Update and new gauntlet are on the way...
 
Well done Calis and Blujay, most of my attempts ended with a Civ on another Island, so I submitted a couple of domination instead
 
Well done Calis and Blujay, most of my attempts ended with a Civ on another Island, so I submitted a couple of domination instead
Thank you.

For a Large Conquest on 80% Pangaea, you need quite a small domination limit to guarantee that all civs are on one continent.

I did an experiments, as follows. I set Mapfinder to allow every map (only criterion was domination limit >0). I did a few hundred maps and put the DLs into Excel, and found that the mean was DL was about 1250 with a standard deviation of about 50.

Then, for many maps, I started up, settled in place, then retired. This lets me see where the civs started. I found that you need to have a DL of under 1150, 2 standard deviations down from the mean, to have a good likelihood of all civs being on one continent. I was lucky with my submitted game, DL = 1208. Calis was lucky to find a good map with DL of 1107, but then he must have played it well to get such an early win.
 
I was very lucky with my map, yes. After the game finished, I saw that there was not one single small island besides my continent. It was a true pangea map. I do not think that much below 1107 is possible.

But I did not have 11 cows... ;)
 
On my submitted game, I *only* had 4 cows in my capital's 21 squares. Calis had 2, but a better map otherwise.
 
I finally finished my game, as a conquest. The missing AI were on an island reachable by GLH galleys, but my naval invasion skills are only marginally better than the AI's. I finished up in 680 AD. This was an interesting experience, but not my cup of tea.

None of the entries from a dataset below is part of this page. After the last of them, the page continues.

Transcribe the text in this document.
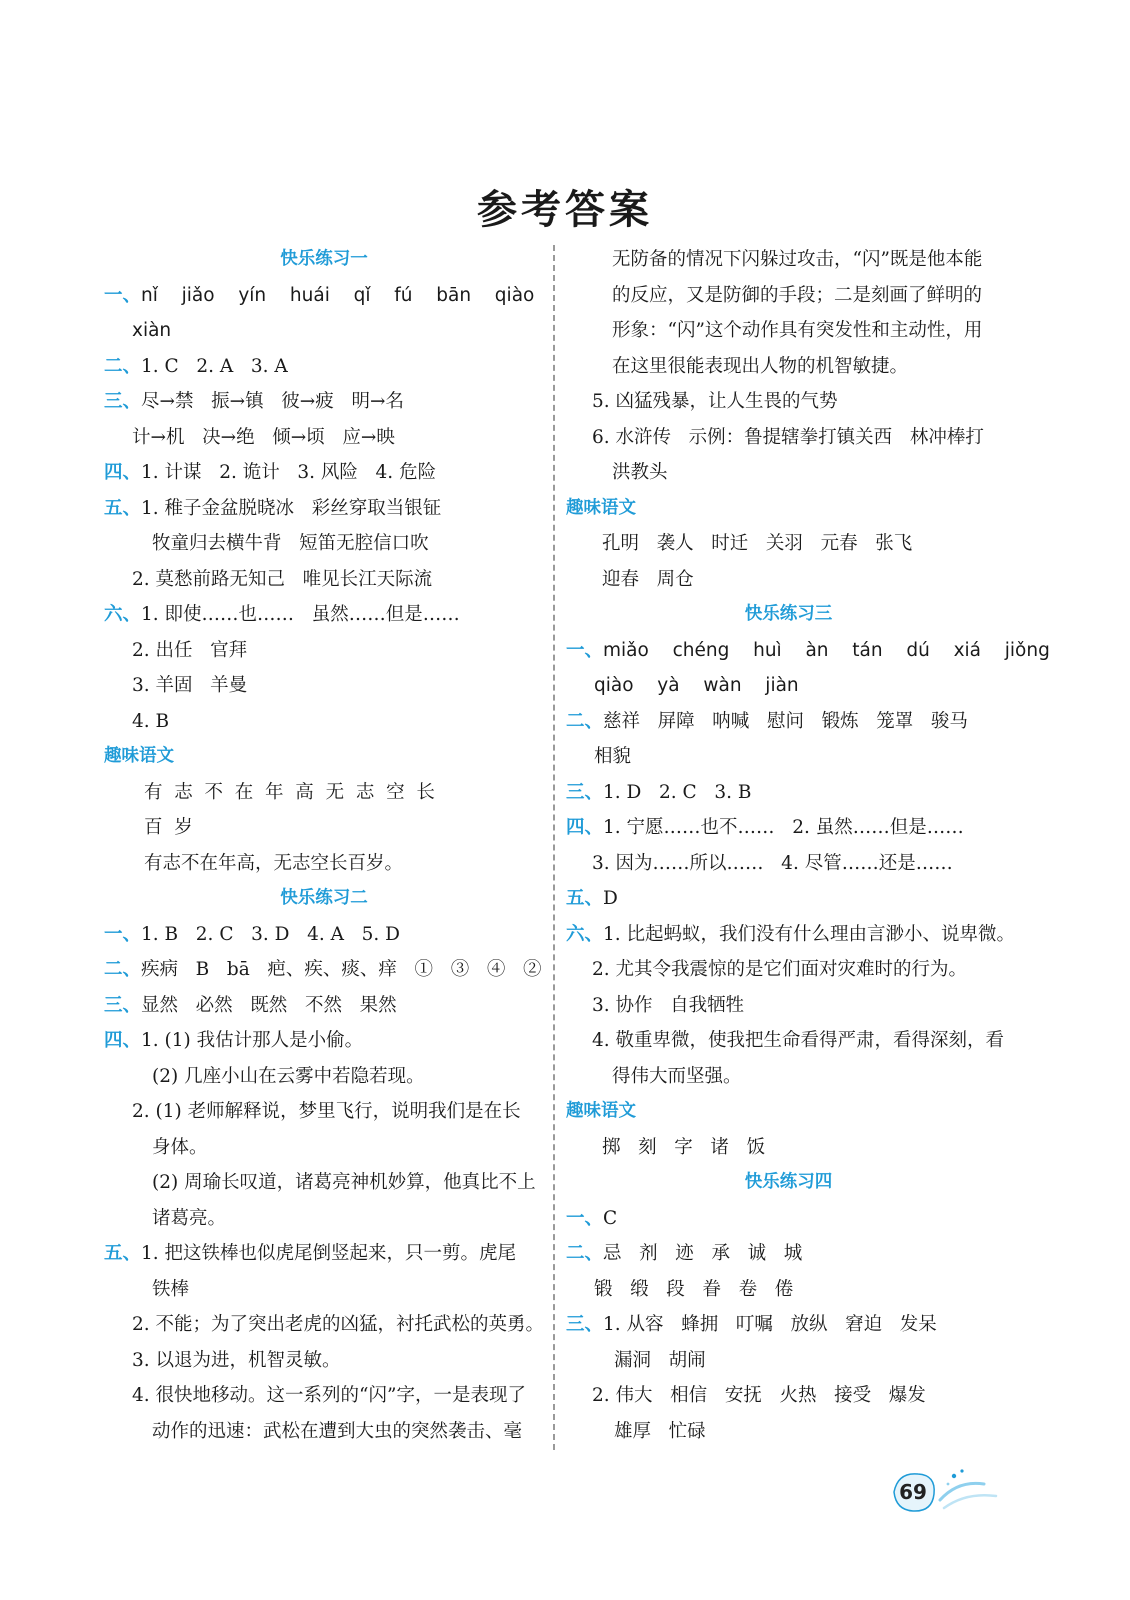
参考答案
快乐练习一
一、nǐ  jiǎo  yín  huái  qǐ  fú  bān  qiào
xiàn
二、1. C   2. A   3. A
三、尽→禁   振→镇   彼→疲   明→名
计→机   决→绝   倾→顷   应→映
四、1. 计谋   2. 诡计   3. 风险   4. 危险
五、1. 稚子金盆脱晓冰   彩丝穿取当银钲
牧童归去横牛背   短笛无腔信口吹
2. 莫愁前路无知己   唯见长江天际流
六、1. 即使……也……   虽然……但是……
2. 出任   官拜
3. 羊固   羊曼
4. B
趣味语文
有  志  不  在  年  高  无  志  空  长
百  岁
有志不在年高，无志空长百岁。
快乐练习二
一、1. B   2. C   3. D   4. A   5. D
二、疾病   B   bā   疤、疾、痰、痒   ①   ③   ④   ②
三、显然   必然   既然   不然   果然
四、1. (1) 我估计那人是小偷。
(2) 几座小山在云雾中若隐若现。
2. (1) 老师解释说，梦里飞行，说明我们是在长
身体。
(2) 周瑜长叹道，诸葛亮神机妙算，他真比不上
诸葛亮。
五、1. 把这铁棒也似虎尾倒竖起来，只一剪。虎尾
铁棒
2. 不能；为了突出老虎的凶猛，衬托武松的英勇。
3. 以退为进，机智灵敏。
4. 很快地移动。这一系列的“闪”字，一是表现了
动作的迅速：武松在遭到大虫的突然袭击、毫
无防备的情况下闪躲过攻击，“闪”既是他本能
的反应，又是防御的手段；二是刻画了鲜明的
形象：“闪”这个动作具有突发性和主动性，用
在这里很能表现出人物的机智敏捷。
5. 凶猛残暴，让人生畏的气势
6. 水浒传   示例：鲁提辖拳打镇关西   林冲棒打
洪教头
趣味语文
孔明   袭人   时迁   关羽   元春   张飞
迎春   周仓
快乐练习三
一、miǎo  chéng  huì  àn  tán  dú  xiá  jiǒng
qiào  yà  wàn  jiàn
二、慈祥   屏障   呐喊   慰问   锻炼   笼罩   骏马
相貌
三、1. D   2. C   3. B
四、1. 宁愿……也不……   2. 虽然……但是……
3. 因为……所以……   4. 尽管……还是……
五、D
六、1. 比起蚂蚁，我们没有什么理由言渺小、说卑微。
2. 尤其令我震惊的是它们面对灾难时的行为。
3. 协作   自我牺牲
4. 敬重卑微，使我把生命看得严肃，看得深刻，看
得伟大而坚强。
趣味语文
掷   刻   字   诸   饭
快乐练习四
一、C
二、忌   剂   迹   承   诚   城
锻   缎   段   眷   卷   倦
三、1. 从容   蜂拥   叮嘱   放纵   窘迫   发呆
漏洞   胡闹
2. 伟大   相信   安抚   火热   接受   爆发
雄厚   忙碌
69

Maybe with the next gauntlet I can finish within the time allotted.
 
This isn't the start that I ended up using, because one tribe was on a separate island, but this has the most cows that I've ever seen from the starting location. Eleven!

If the capital were on the bonus grassland at the "2" position, it would have 9 grassland cows, and 3 hills in its city radius. Pre-Engineering that's (((3x3)+(9x2))+2)=29 shields. Once you forest all the cows, that's another 9 shields, for 38 shields pre-Shake's. Post-Shake's you have some 16 more shields, I think, for 54 shields total.